“午門之事,就此作罷。方才娘娘說民女一個諢號,民女實在好奇,鬥膽一問。”辛夷兀地轉了話題。


    武慧些些詫異地瞧了辛夷一眼,後者卻隻低著頭,看不清神色,唯獨聲音有些沙啞,喑喑地在殿中淌。


    “還請娘娘解疑。”良久未得回答,辛夷猛地抬頭直視武慧,武慧一驚——


    因為那是雙清冷至極的眸。明明美得若秋天的洞庭湖水,卻不帶一絲溫度,美得幹淨,淡漠,攝人心魄。


    如果說彼時的辛夷,心底含著武慧未救她的怨,眸底的湖水還有漣漪,還讓人生可親可憐之感,但此刻她的眸,卻靜得像冬天的湖水結了冰麵,隻會讓人刺骨生涼,卻偏偏是澄澈見底。


    “你此番進殿,是來質問本宮午門之事罷。如今就這麽了了?”武慧愣愣道。


    “不需質問,民女早就明白。”辛夷啞著嗓子道,“民女不是來求娘娘一個答案,隻求一番明白話,來將民女自己,從妄想裏拉出來。”


    武慧深吸一口氣,臉色有些複雜:“也好。午門之事,就此作罷,你還是你的辛夷,我還是我的娘娘,你我互不相欠。”


    “如此最好。所以,方才民女疑問,娘娘可解惑了罷?”辛夷無聲地鬆了口氣,不願再提午門半句。


    互不相欠。天道不仁,棋局無情,這四個字是最後的仁慈,也是弈者和弈者之間,彼此的解脫和饒恕。


    武慧喉嚨動了動,神色恢複如昔:“本來這個疑惑的答案,你是沒資格知道的,因為連本宮也不過是偷拓的。不過,此事牽扯上我兒,本宮這個當娘的,也就顧不得規矩了。”

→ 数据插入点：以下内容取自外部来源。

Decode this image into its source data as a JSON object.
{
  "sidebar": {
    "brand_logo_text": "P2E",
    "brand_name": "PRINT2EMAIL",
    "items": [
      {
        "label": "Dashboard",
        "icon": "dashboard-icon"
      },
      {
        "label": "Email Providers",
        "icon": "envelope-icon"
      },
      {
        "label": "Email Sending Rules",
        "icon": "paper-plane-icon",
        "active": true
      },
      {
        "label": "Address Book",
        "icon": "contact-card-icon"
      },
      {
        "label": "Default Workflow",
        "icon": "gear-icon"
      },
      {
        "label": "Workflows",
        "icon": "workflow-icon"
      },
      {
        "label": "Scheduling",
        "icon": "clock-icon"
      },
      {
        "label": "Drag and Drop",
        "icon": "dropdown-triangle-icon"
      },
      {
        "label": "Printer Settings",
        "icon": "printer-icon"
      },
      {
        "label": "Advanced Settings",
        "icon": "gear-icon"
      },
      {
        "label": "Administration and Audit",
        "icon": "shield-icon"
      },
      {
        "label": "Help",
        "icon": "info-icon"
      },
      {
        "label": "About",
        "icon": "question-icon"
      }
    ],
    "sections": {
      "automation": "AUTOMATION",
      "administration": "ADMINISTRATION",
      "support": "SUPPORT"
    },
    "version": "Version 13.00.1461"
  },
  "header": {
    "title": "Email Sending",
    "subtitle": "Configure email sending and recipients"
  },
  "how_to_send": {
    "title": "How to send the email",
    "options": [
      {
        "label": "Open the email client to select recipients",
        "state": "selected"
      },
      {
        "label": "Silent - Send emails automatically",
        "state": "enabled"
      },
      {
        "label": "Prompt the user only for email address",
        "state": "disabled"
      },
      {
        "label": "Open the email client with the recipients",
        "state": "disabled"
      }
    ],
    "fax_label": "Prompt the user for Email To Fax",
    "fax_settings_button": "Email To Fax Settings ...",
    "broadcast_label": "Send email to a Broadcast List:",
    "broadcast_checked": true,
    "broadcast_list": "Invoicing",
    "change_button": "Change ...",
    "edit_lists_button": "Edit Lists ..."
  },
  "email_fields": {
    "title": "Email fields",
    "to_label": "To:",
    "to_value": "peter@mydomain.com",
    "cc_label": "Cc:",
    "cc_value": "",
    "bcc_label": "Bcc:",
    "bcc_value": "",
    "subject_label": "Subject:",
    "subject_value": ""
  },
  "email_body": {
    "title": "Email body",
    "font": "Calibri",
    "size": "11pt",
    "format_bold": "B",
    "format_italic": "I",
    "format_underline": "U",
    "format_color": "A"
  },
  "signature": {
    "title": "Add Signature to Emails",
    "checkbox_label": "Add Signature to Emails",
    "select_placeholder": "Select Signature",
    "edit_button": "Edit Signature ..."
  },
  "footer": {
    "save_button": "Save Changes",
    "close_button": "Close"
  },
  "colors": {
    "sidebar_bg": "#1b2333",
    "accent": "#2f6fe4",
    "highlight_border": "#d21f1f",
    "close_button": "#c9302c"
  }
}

    言罷,武慧從某個暗格裏拿出一紙卷策,是拓印的卷策,印證了話裏見不得光的“偷”。


    薄薄竹紙,扉頁小楷:棋榜。


    “棋榜?什麽唬人的東西?像是街頭巷尾說書人的……”辛夷接過卷策,下意識的嗤笑瞬間變為了震驚。


    棋榜。第一頁有總榜,兩列列出,人名,榜封,釋辭,後續幾十頁,對每人詳細著述,從郡望籍貫,到生平風雲,不一而足。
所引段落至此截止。